Mittwoch, Dezember 11th, 2024Keinen Tag nachdem das Assad-Regime in Syrien binnen kurzem von einheimischen Milizen gestürzt war, kamen die ersten Hinterbänkler der CDU/CSU mit Forderungen nach der Rückführung der Syrer in ihr Heimatland. Dabei wissen wir ja noch gar nicht, wie es dort weitergeht, ob eine Demokratie kommt. Die Syrer haben 54 Jahre der brutalen Gewaltherrschaft hinter sich. Mit Mord, Folter und Repression. Viele haben jetzt – verständlicherweise – gefeiert. Aber die Spießer von der Union haben das nicht begriffen. Tatsächlich sind viele Syrer sehr heimatverbunden. Aber erstaunlich viele sind in Deutschland auch gut integriert. Sprachlich, beruflich, bei der Schulausbildung. Denken wir an die ganzen Ärztinnen, Pflegerinnen und Handwerker. Das kapieren die Spießer der Union nicht. Vielleicht sind sie selbst nicht festgenug in den Menschenrechten verankert? Oder denken sie nur an AfD-Wähler?
5099: Freihandelszone EU – Mercosure-Staaten
Sonntag, Dezember 8th, 2024Die EU hat ein Freihandelsabkommen mit den südamerikanischen Mercosur-Staaten Brasilien, Argentinien, Uruguay und Paraguay geschlossen. Es soll Unternehmen und Verbrauchern zugute kommen. Einige Staaten wie Frankreich sind dagegen. Umweltverbände, Menschenrechtsorganisationen und, vor allem, die Bauernverbände lehnen das Abkommen ab. U.a. fürchten sie zu preiswerte Konkurrenz (SZ 7./8.12.24).

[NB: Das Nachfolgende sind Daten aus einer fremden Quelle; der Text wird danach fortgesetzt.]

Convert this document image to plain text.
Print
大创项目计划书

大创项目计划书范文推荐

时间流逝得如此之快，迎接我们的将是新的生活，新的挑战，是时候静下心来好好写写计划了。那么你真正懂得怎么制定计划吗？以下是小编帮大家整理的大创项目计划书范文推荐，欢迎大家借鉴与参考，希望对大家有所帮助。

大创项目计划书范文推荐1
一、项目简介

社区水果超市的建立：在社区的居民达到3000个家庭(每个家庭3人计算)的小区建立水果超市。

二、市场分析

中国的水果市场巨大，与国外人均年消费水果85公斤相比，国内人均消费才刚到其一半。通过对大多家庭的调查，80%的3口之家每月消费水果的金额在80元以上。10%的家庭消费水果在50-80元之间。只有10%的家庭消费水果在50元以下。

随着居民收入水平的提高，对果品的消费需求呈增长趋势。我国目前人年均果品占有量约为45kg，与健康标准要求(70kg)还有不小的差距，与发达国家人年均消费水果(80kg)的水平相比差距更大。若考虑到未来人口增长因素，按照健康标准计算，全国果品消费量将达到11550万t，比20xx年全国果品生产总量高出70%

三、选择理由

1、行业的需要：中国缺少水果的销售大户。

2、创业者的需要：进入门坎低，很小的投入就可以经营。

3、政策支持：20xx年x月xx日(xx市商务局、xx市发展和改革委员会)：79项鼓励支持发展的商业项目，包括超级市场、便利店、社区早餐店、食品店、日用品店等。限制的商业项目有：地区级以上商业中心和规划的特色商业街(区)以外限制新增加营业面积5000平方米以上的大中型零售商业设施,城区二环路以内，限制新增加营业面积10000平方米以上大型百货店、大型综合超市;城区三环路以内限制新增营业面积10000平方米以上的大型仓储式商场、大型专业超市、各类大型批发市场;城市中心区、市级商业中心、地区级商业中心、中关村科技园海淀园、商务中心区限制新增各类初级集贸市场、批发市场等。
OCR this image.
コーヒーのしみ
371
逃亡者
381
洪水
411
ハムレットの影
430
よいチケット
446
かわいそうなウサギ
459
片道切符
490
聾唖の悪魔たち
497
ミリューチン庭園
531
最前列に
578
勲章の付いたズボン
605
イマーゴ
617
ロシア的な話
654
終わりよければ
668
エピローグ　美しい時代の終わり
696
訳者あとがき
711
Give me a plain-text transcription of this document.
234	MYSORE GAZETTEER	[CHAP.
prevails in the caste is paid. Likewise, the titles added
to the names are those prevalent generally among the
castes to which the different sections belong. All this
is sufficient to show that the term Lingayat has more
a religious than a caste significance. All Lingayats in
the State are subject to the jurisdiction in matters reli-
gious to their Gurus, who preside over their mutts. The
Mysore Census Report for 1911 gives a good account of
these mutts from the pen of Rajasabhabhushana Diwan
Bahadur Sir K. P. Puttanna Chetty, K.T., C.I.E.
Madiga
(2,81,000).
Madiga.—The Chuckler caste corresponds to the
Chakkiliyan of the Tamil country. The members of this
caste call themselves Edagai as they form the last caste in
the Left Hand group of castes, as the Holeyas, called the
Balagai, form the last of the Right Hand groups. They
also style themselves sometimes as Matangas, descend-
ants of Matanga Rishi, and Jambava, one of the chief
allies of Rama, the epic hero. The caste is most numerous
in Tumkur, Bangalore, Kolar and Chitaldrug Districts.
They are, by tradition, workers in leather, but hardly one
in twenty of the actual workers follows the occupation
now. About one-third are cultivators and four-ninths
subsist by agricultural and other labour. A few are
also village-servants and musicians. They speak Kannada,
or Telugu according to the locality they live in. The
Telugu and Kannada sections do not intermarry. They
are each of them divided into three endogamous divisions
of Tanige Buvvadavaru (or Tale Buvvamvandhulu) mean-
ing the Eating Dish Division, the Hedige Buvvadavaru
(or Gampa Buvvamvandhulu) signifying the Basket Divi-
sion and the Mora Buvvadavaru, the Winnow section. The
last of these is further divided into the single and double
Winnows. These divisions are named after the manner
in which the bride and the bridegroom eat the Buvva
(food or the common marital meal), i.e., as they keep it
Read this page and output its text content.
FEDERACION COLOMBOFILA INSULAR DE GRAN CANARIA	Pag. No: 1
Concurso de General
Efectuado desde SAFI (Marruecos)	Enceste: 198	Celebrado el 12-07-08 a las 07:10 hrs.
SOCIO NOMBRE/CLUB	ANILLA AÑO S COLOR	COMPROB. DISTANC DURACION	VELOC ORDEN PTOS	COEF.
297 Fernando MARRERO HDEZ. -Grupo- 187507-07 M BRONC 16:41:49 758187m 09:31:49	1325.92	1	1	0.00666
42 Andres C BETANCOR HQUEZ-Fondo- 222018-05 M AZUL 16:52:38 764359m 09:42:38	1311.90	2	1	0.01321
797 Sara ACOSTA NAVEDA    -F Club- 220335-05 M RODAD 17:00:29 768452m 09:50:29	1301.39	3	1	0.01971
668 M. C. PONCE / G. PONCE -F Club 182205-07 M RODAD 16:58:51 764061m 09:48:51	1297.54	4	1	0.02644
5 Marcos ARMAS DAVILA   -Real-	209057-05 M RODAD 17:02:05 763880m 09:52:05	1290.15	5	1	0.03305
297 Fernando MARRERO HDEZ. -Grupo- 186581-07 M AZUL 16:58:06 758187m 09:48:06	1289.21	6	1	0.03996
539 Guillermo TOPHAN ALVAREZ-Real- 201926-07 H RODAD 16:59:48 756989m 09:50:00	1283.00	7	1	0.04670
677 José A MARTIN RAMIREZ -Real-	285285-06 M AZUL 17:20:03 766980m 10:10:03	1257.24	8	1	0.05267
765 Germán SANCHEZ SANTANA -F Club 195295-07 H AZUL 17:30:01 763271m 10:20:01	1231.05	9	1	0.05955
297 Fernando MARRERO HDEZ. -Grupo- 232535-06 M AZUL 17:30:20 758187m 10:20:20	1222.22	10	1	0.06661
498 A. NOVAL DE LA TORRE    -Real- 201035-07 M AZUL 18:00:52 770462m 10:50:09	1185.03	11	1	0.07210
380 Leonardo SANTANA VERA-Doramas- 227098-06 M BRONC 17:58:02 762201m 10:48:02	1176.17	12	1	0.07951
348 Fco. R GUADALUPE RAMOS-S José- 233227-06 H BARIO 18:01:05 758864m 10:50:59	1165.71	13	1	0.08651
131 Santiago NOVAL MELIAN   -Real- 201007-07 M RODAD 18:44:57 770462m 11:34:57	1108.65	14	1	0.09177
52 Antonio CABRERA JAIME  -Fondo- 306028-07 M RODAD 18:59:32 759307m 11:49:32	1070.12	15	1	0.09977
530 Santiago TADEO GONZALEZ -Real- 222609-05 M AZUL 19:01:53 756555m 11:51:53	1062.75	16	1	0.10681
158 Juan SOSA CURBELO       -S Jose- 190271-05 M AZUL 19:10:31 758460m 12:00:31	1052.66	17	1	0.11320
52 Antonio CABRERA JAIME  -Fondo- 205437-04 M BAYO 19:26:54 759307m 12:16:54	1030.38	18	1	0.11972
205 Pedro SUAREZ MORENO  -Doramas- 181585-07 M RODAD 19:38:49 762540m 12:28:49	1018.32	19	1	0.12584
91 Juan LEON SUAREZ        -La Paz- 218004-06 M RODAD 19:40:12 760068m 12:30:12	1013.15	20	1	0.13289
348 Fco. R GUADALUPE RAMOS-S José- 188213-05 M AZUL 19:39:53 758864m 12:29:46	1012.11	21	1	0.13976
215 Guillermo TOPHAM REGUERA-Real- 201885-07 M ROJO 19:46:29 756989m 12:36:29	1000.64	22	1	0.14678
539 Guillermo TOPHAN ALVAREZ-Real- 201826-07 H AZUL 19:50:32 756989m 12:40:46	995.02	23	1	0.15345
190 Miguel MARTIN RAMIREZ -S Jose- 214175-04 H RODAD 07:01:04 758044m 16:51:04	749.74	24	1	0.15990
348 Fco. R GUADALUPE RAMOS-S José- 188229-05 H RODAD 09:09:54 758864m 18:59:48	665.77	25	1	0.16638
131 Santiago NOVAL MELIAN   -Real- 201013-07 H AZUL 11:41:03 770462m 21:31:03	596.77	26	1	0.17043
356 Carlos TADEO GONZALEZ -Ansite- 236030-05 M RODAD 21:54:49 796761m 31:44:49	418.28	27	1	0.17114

5095: Wolfsschutz wird gesenkt.
Donnerstag, Dezember 5th, 2024Der Europarat ebnet den Weg für eine Senkung des Wolfsschutzes. Nach EU-Angaben hat sich die Zahl der Wölfe in zehn Jahren verdoppelt. Die Zahl der in der EU vom Wolf getöteten Nutztiere, meist Schafe und Ziegen, wird auf jährlich mindestens 65500 geschätzt. Der Europarat überwacht die Berner Konvention von 1979 zum Schutz wild lebender Tiere. Bisher galt der Wolf als „streng geschützt“. Demnächst kann er wieder leichter abgeknallt werden (SZ 4.12.24).
5092: Wolf Biermann über AfD und BSW
Dienstag, Dezember 3rd, 2024Anlässlich seines 88. Geburtstags spricht Wolf Biermann in einem „Stern“-Interview (14.11.24) mit Gunnar Herbst über die AfD und den BSW. Er sagt:
„Die beiden genuinen Geister der Nazizeit, also die AfD und die legitimen Erben der Stalinepoche, diese Personenkult-Partei, bedeuten zwei Seiten ein und derselben Sache. Es eint sie ihr totalitäres Denken. Leicht zu erkennen, denn sie sind beide auf Seiten des Kriegsverbrechers Putin.“
Wilfried Scharf: Wir können heute noch von Wolf Biermann sehr viel lernen.
5090: Bidens Begnadigung seines Sohns ist ein Skandal.
Dienstag, Dezember 3rd, 2024Joe Biden hat seinen Sohn Hunter begnadigt. Ein Skandal. Es macht es nicht besser, dass Donald Trump ähnlich gehandelt hat. Im Gegenteil. Hunter Biden hatte Steuern hinterzogen und sich eine Pistole gekauft, obwohl er das als Drogenabhängiger nicht durfte. Durch Joe Bidens Begnadigung wird die Glaubwürdigkeit der USA weiter untergraben. Man könnte auf die Idee kommen, dass die USA sich Russland annähern, wo es noch nie eine unabhängige Justiz gegeben hat und wo noch nie richtige Wahlen stattgefunden hat. Weder bei Lenin noch bei Stalin, Chrustschew, Breschnew oder gar bei Putin, diesem unverhohlenen Kriegsverbrecher.